Les danseurs ont apprécié la qualité du parquet, Les chiens de Navarre

Par . Publié le 14/02/2016



À peine arrivés dans cette belle et grande salle de la Ferme du Buisson que les festivités débutent : les comédiens attrapent un à un quelques spectateurs se dirigeant vers leur siège et les entraînent sur la scène dans une danse endiablée au son de Ba moin en ti bo de la Compagnie créole. L’immense plateau est recouvert de terre et soutient comme seul décor un feu de bois et en avant-scène le fameux piano sur lequel un personnage arborant un masque de cochon a commencé à jouer quelques airs. Le défilé de sketchs commence alors et s’enchaînera en alternant moments potaches et absurdes, gags masqués et autre ballet automobile.

Dans ce spectacle créé au festival Les Inaccoutumés à la ménagerie de Verre en 2012, les Chiens de Navarre, à contre courant de leurs autres propositions, présentent ici un objet uniquement chorégraphique. Les comédiens jouent la plupart du temps masqués et font défiler les modes et les époques. On voyage ainsi d’un enchaînement de danse classique presque acrobatique et superbement maîtrisé à un numéro de claquettes un peu bancal sur des bouts de planches qui tremblent, en passant par une danse Bollywoodienne extrêmement entraînante et arrosée d’une pluie de paillettes.

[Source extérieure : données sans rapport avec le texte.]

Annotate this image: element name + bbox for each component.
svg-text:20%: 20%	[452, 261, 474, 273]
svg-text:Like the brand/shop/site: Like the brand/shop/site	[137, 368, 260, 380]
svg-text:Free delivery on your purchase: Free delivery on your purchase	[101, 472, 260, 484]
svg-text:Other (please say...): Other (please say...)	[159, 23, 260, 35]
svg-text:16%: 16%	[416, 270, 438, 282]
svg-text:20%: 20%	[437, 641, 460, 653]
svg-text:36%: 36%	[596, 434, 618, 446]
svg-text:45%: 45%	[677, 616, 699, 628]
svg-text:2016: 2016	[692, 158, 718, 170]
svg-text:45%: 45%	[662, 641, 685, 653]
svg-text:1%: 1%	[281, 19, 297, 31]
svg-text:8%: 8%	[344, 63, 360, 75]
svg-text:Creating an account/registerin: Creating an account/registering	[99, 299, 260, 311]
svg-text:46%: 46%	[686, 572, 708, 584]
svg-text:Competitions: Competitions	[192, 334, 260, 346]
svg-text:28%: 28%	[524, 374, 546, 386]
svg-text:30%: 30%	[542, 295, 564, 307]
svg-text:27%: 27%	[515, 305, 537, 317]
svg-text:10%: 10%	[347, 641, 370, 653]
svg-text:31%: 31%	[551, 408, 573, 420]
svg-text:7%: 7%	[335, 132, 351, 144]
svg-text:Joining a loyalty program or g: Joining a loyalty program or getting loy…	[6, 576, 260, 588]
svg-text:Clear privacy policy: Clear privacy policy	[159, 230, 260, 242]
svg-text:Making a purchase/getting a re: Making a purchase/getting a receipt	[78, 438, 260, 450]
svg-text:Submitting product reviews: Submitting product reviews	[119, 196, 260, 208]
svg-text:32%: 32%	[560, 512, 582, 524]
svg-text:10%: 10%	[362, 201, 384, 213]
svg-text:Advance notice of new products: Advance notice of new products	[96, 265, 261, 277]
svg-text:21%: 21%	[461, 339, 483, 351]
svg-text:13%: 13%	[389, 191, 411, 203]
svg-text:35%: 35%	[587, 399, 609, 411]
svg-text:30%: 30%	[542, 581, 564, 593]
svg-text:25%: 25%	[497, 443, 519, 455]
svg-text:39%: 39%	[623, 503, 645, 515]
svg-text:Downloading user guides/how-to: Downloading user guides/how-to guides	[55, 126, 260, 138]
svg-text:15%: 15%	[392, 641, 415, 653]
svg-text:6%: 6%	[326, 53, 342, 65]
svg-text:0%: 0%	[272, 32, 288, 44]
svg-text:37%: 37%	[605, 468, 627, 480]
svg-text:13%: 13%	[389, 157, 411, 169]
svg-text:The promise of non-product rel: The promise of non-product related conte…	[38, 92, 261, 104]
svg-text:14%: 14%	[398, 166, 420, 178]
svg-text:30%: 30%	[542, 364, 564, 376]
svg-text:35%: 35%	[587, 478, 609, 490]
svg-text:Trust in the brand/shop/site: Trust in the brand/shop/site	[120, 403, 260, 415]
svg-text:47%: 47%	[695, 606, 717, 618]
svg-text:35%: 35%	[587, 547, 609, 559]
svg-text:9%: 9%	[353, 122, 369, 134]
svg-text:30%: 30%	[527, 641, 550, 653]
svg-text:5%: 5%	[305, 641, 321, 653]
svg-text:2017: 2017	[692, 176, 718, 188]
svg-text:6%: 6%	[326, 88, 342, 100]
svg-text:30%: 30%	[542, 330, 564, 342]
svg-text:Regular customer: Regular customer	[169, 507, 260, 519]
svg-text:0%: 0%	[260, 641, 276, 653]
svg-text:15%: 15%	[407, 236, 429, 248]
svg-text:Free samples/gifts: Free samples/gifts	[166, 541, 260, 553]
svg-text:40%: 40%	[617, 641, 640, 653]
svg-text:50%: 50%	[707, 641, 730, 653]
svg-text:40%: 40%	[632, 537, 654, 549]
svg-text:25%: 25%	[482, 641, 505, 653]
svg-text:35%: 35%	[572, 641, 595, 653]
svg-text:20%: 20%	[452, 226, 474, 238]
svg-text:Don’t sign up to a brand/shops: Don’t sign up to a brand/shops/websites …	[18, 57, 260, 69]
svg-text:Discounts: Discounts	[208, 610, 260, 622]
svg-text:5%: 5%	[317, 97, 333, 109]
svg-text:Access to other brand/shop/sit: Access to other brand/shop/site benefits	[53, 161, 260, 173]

Comme d’habitude chez les Chiens, les styles se mélangent et on ne sait jamais bien qui se moque de qui et surtout de quoi. L’esthétique du lieu comme des costumes (quand ils ne les enlèvent pas entièrement) pose tout de suite l’univers de la troupe et rend familière leur présence.

Démontrant une fois de plus leur capacité à décloisonner l’espace et faire fi des contraintes physiques, on ne s’étonnera même pas de voir une moto et deux voitures faire leur entrée par l’arrière de la scène au milieu de la représentation. La dimension cinématographique de l’utilisation de l’espace et du rendu est ainsi flagrante. S’en suit une scène de sexe en groupe qui, puisqu’elle n’a pas pour but de choquer le bourgeois¹, aura au moins le mérite de donner une nouvelle impulsion rythmique au spectacle qui tournait un peu en rond après un ballet de voitures légèrement redondant.

Après un très long moment de danse en groupe, démasqués et à la manière du Boléro de Maurice Béjard, permettant aux comédiens de jouer ensemble et d’imposer une cadence presque lancinante, le comédien Thomas Scimeca s’élance dans un solo magistral dont lui seul a le secret et qui démontrera encore une fois toute l’insolence du personnage.

Avec Les danseurs ont apprécié la qualité du parquet, le spectacle est encore une fois rondement mené, les Chiens s’amusent et nous amusent. Ils font le spectacle et détonnent encore dans un univers trop capitonné. Rassasiés de tant de liberté sur le plateau, on en vient quand même à se demander à quel moment l’habitude tue la subversion.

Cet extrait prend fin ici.